Al menos sabía que sus padres estaban vivos. Los niños que habían viajado con ellos en el avión no podían decir lo mismo.

Capítulo 31

Santorini .

«Lo escalofriante de esta erupción», continuó la presentadora del reportaje, «no es sólo que haya arrojado en un solo día más material que el monte St. Helens en dos meses, sino la increíble violencia con que lo expulsa. Los penachos volcánicos han llegado a casi cincuenta kilómetros de altura, un récord que supera a cualquier otro volcán de tiempos históricos. Incluso han caído fragmentos de roca de varios kilogramos de peso a más de mil kilómetros de Long Valley».

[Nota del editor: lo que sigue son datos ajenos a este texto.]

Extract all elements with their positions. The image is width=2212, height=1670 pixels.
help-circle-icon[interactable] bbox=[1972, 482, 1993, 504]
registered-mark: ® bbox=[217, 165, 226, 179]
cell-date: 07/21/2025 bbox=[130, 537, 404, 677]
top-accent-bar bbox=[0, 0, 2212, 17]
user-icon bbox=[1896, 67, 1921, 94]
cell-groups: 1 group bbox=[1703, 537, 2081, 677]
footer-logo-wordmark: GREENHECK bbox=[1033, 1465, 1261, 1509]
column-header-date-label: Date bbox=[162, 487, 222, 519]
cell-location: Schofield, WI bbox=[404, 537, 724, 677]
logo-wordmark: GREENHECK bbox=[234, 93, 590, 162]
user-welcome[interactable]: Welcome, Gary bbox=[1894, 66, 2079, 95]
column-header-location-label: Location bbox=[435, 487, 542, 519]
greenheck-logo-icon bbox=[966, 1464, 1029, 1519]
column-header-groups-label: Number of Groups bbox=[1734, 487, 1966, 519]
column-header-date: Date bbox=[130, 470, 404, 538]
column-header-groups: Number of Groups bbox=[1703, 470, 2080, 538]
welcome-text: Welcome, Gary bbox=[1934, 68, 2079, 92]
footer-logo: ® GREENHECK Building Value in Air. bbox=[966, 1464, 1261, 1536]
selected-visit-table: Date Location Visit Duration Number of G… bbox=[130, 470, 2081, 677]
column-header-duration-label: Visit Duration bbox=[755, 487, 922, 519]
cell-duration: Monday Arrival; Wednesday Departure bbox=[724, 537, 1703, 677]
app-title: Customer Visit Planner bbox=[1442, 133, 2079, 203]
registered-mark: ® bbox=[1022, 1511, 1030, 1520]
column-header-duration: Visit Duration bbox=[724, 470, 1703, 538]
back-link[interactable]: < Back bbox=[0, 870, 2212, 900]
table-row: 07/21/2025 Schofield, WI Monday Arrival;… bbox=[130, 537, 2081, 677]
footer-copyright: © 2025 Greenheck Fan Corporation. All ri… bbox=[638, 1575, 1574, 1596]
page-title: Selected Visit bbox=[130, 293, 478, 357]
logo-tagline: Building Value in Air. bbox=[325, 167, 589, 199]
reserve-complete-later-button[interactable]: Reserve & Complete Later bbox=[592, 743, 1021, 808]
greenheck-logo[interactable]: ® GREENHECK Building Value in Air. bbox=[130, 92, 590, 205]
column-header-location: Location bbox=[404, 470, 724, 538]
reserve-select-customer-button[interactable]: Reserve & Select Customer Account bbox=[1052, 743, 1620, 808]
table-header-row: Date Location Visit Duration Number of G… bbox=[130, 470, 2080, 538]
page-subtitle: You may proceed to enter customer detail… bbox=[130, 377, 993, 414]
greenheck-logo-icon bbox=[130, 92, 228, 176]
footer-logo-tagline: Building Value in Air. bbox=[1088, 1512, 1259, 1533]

La imagen mostró un coche con el capó perforado por una de aquellas piedras. A continuación intervino Dolores Pendergast, una vulcanóloga americana con la que Iris había coincidido en varios congresos.

«A juzgar por la distancia que han alcanzado estos fragmentos volcánicos, la presión en el interior de la cámara de magma debe ser increíblemente alta. Tanto que quizá algunos proyectiles hayan superado los 11,2 kilómetros por segundo».

«¿Por qué esa velocidad en concreto?», preguntó la presentadora.

«Es la velocidad de escape de la gravedad terrestre. Significa que esos fragmentos se han convertido en pequeños cohetes espaciales que han abandonado nuestro campo gravitatorio, y que podrían acabar en la Luna o Dios sabe dónde».

– Velocidad de escape, Iris -dijo Eyvindur desde el móvil-. ¿Sabes lo que implica eso?

– Que la erupción es incluso más violenta de lo que esperábamos.